„Je älter sie sind, desto schwieriger ist es“
Der Soziologe Kenan Güngör über die ungleichen Lebenschancen von jungen Migranten.
Gibt es eine ideale Integration in eine fremde Gesellschaft?
KENAN GÜNGÖR: Wir müssen unterscheiden, ob es Jugendliche sind, die neu zugewandert sind, oder Jugendliche, die in zweiter oder dritter Generation in Österreich sind. Man kann sagen, dass man günstige Voraussetzungen für die Integration schaffen kann, aber der Erfolg ist nicht immer ein Automatismus. Die Jugendlichen, die in der zweiten oder dritten Generation hier sind, merken oft in der späten Schulzeit, dass sie anders wahrgenommen werden. Es hängt auch von den Familien ab, wie sie sich selber hier verorten und was sie ihren Kindern mitgeben. Das Verfremden kann in der Gesellschaft oder in der Familie passieren.
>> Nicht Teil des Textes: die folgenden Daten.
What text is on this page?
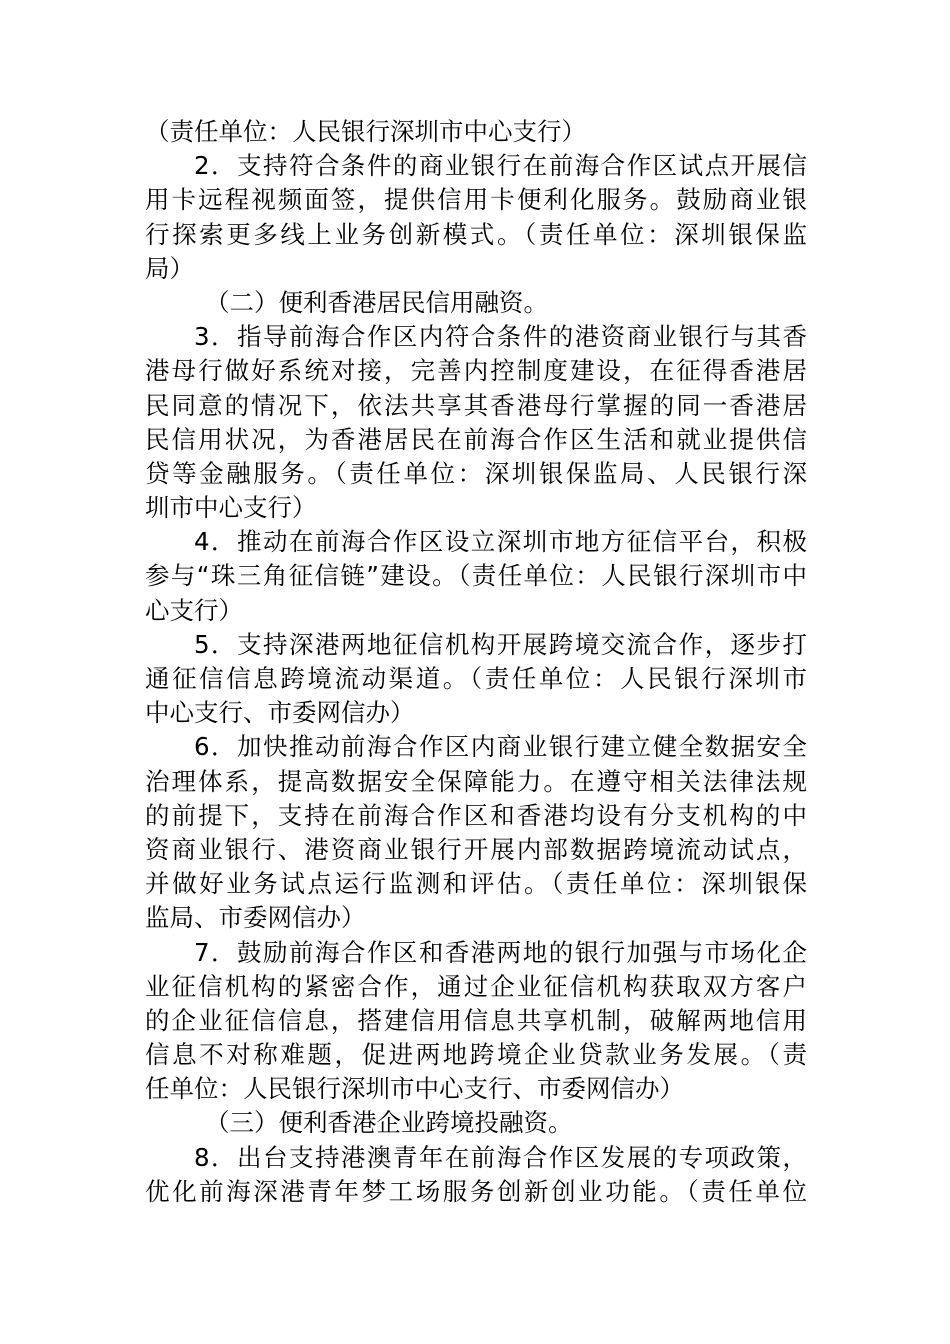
（责任单位：人民银行深圳市中心支行）
2．支持符合条件的商业银行在前海合作区试点开展信
用卡远程视频面签，提供信用卡便利化服务。鼓励商业银
行探索更多线上业务创新模式。（责任单位：深圳银保监
局）
（二）便利香港居民信用融资。
3．指导前海合作区内符合条件的港资商业银行与其香
港母行做好系统对接，完善内控制度建设，在征得香港居
民同意的情况下，依法共享其香港母行掌握的同一香港居
民信用状况，为香港居民在前海合作区生活和就业提供信
贷等金融服务。（责任单位：深圳银保监局、人民银行深
圳市中心支行）
4．推动在前海合作区设立深圳市地方征信平台，积极
参与“珠三角征信链”建设。（责任单位：人民银行深圳市中
心支行）
5．支持深港两地征信机构开展跨境交流合作，逐步打
通征信信息跨境流动渠道。（责任单位：人民银行深圳市
中心支行、市委网信办）
6．加快推动前海合作区内商业银行建立健全数据安全
治理体系，提高数据安全保障能力。在遵守相关法律法规
的前提下，支持在前海合作区和香港均设有分支机构的中
资商业银行、港资商业银行开展内部数据跨境流动试点，
并做好业务试点运行监测和评估。（责任单位：深圳银保
监局、市委网信办）
7．鼓励前海合作区和香港两地的银行加强与市场化企
业征信机构的紧密合作，通过企业征信机构获取双方客户
的企业征信信息，搭建信用信息共享机制，破解两地信用
信息不对称难题，促进两地跨境企业贷款业务发展。（责
任单位：人民银行深圳市中心支行、市委网信办）
（三）便利香港企业跨境投融资。
8．出台支持港澳青年在前海合作区发展的专项政策，
优化前海深港青年梦工场服务创新创业功能。（责任单位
Kommt das Bildungssystem der Integration entgegen oder treibt es die Kluft auseinander?
Es gibt in Österreich eine soziale Vererbung von Bildungskapital. Wir haben ein Bildungssystem, in dem die Eltern immer mehr in den schulischen Erfolg ihrer Kinder eingebunden und somit verantwortlich sind. Es steht nicht die Fähigkeit eines Kindes im Vordergrund, sondern das Bildungskapital der Eltern.
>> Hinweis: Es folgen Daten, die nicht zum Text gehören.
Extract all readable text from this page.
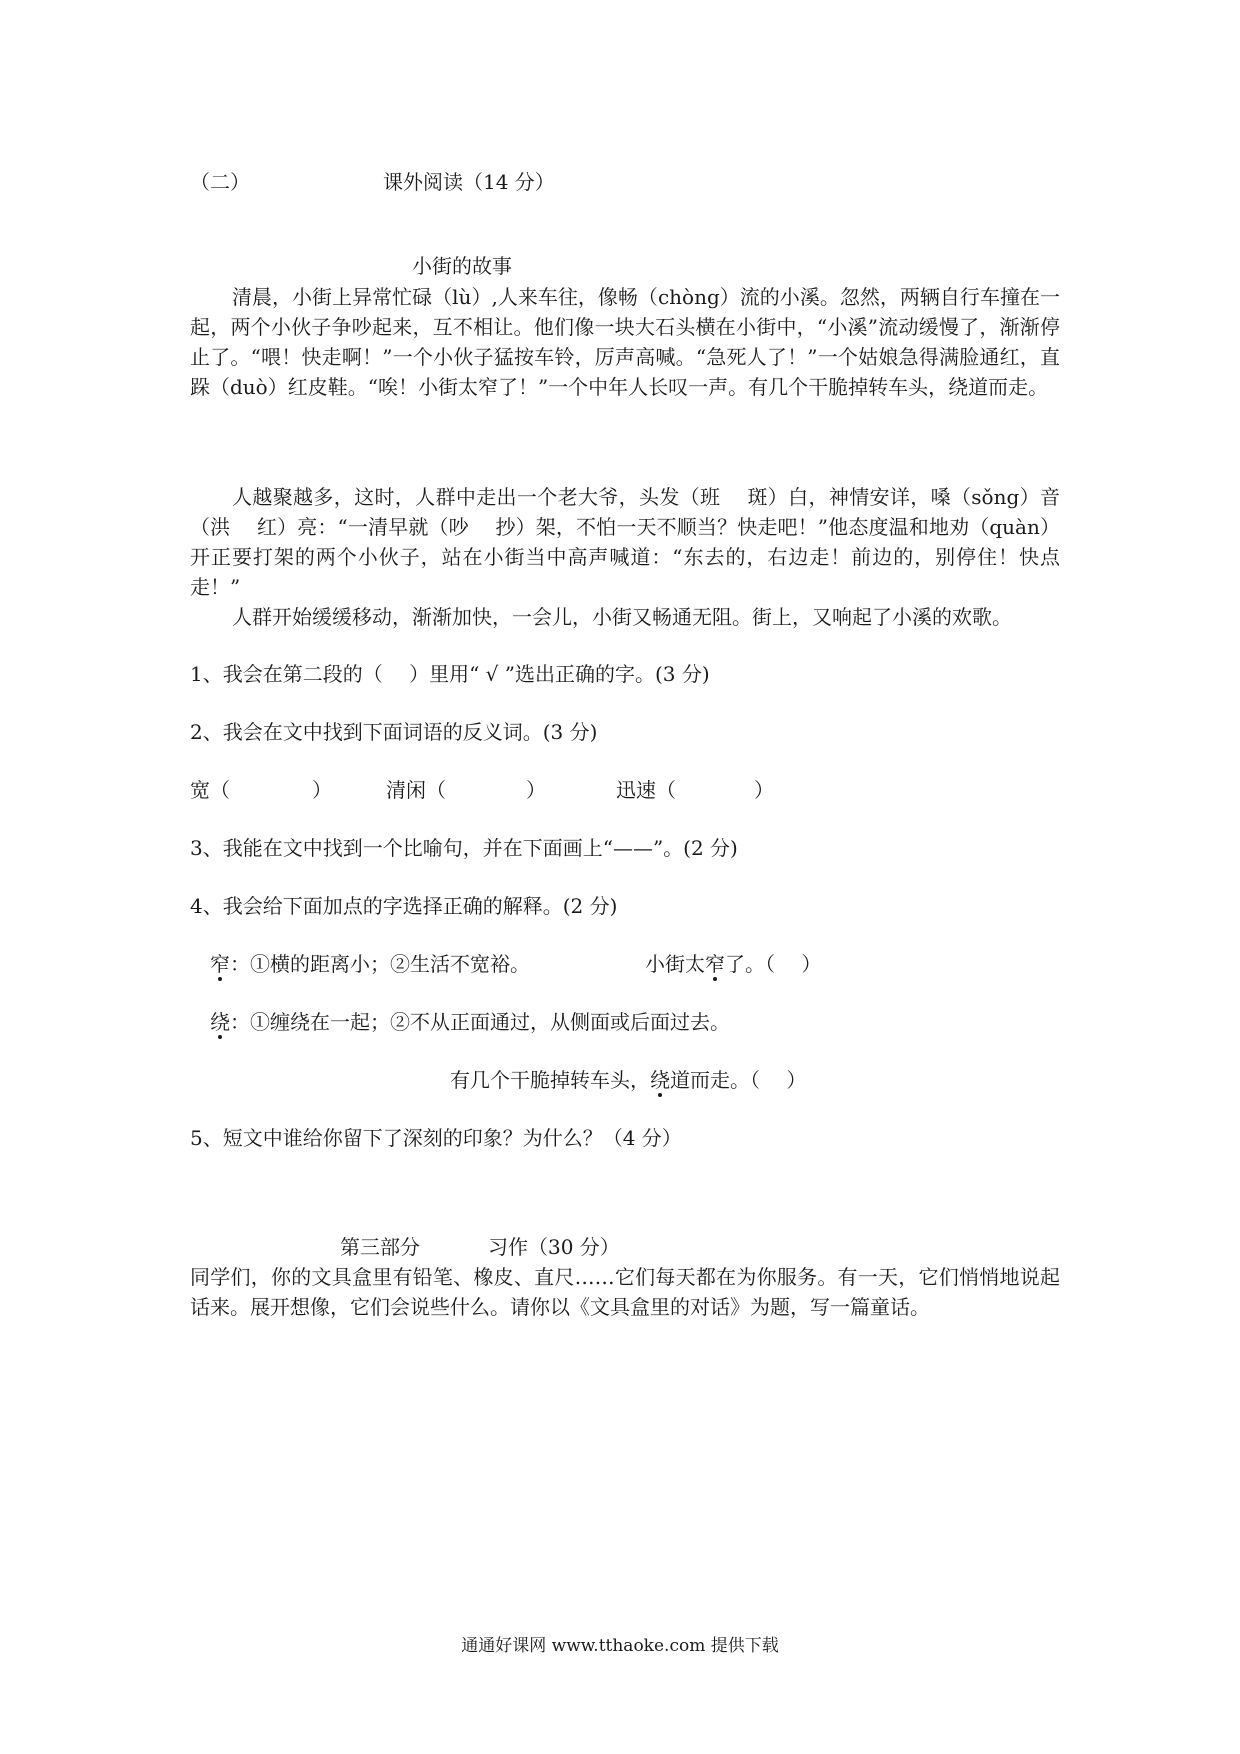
（二）	课外阅读（14 分）
小街的故事
清晨，小街上异常忙碌（lù）,人来车往，像畅（chòng）流的小溪。忽然，两辆自行车撞在一起，两个小伙子争吵起来，互不相让。他们像一块大石头横在小街中，“小溪”流动缓慢了，渐渐停止了。“喂！快走啊！”一个小伙子猛按车铃，厉声高喊。“急死人了！”一个姑娘急得满脸通红，直跺（duò）红皮鞋。“唉！小街太窄了！”一个中年人长叹一声。有几个干脆掉转车头，绕道而走。
人越聚越多，这时，人群中走出一个老大爷，头发（班　 斑）白，神情安详，嗓（sǒng）音（洪　 红）亮：“一清早就（吵　 抄）架，不怕一天不顺当？快走吧！”他态度温和地劝（quàn）开正要打架的两个小伙子，站在小街当中高声喊道：“东去的，右边走！前边的，别停住！快点走！”
人群开始缓缓移动，渐渐加快，一会儿，小街又畅通无阻。街上，又响起了小溪的欢歌。
1、我会在第二段的（　 ）里用“ √ ”选出正确的字。(3 分)
2、我会在文中找到下面词语的反义词。(3 分)
宽（	）	清闲（	）	迅速（	）
3、我能在文中找到一个比喻句，并在下面画上“——”。(2 分)
4、我会给下面加点的字选择正确的解释。(2 分)
窄：①横的距离小；②生活不宽裕。	小街太窄了。（　 ）
绕：①缠绕在一起；②不从正面通过，从侧面或后面过去。
有几个干脆掉转车头，绕道而走。（　 ）
5、短文中谁给你留下了深刻的印象？为什么？（4 分）
第三部分	习作（30 分）
同学们，你的文具盒里有铅笔、橡皮、直尺……它们每天都在为你服务。有一天，它们悄悄地说起话来。展开想像，它们会说些什么。请你以《文具盒里的对话》为题，写一篇童话。
通通好课网 www.tthaoke.com 提供下载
Welche Vorbilder brauchen Kinder und Jugendliche mit Migrationshintergrund?
Es ist so, dass in der Adoleszenz die Vorbildwirkung von Eltern und Lehrern abnimmt. Es werden Freundeskreise immer wichtiger. Der lernfördernde oder lernhindernde Freundeskreis der potenziellen Freundeskreise ist sehr oft der Grund, warum Eltern ihre Kinder in diese oder jene Schule schicken. Es ist gemeinsames Merkmal von Bildungsmittelschichten, egal mit oder ohne Migrationshintergrund.
Welche Desintegrationsfaktoren gibt es?
Die Menschen sind ja nicht zu 100 Prozent integriert oder desintegriert. Für jene Jugendlichen, die nach Österreich kommen, ist das Alter von entscheidender Bedeutung. Je älter sie sind, desto schwieriger ist es, die Sprache zu lernen. Im Vergleich zu den Kindern, die hier geboren sind, haben sie viel weniger Lebenschancen.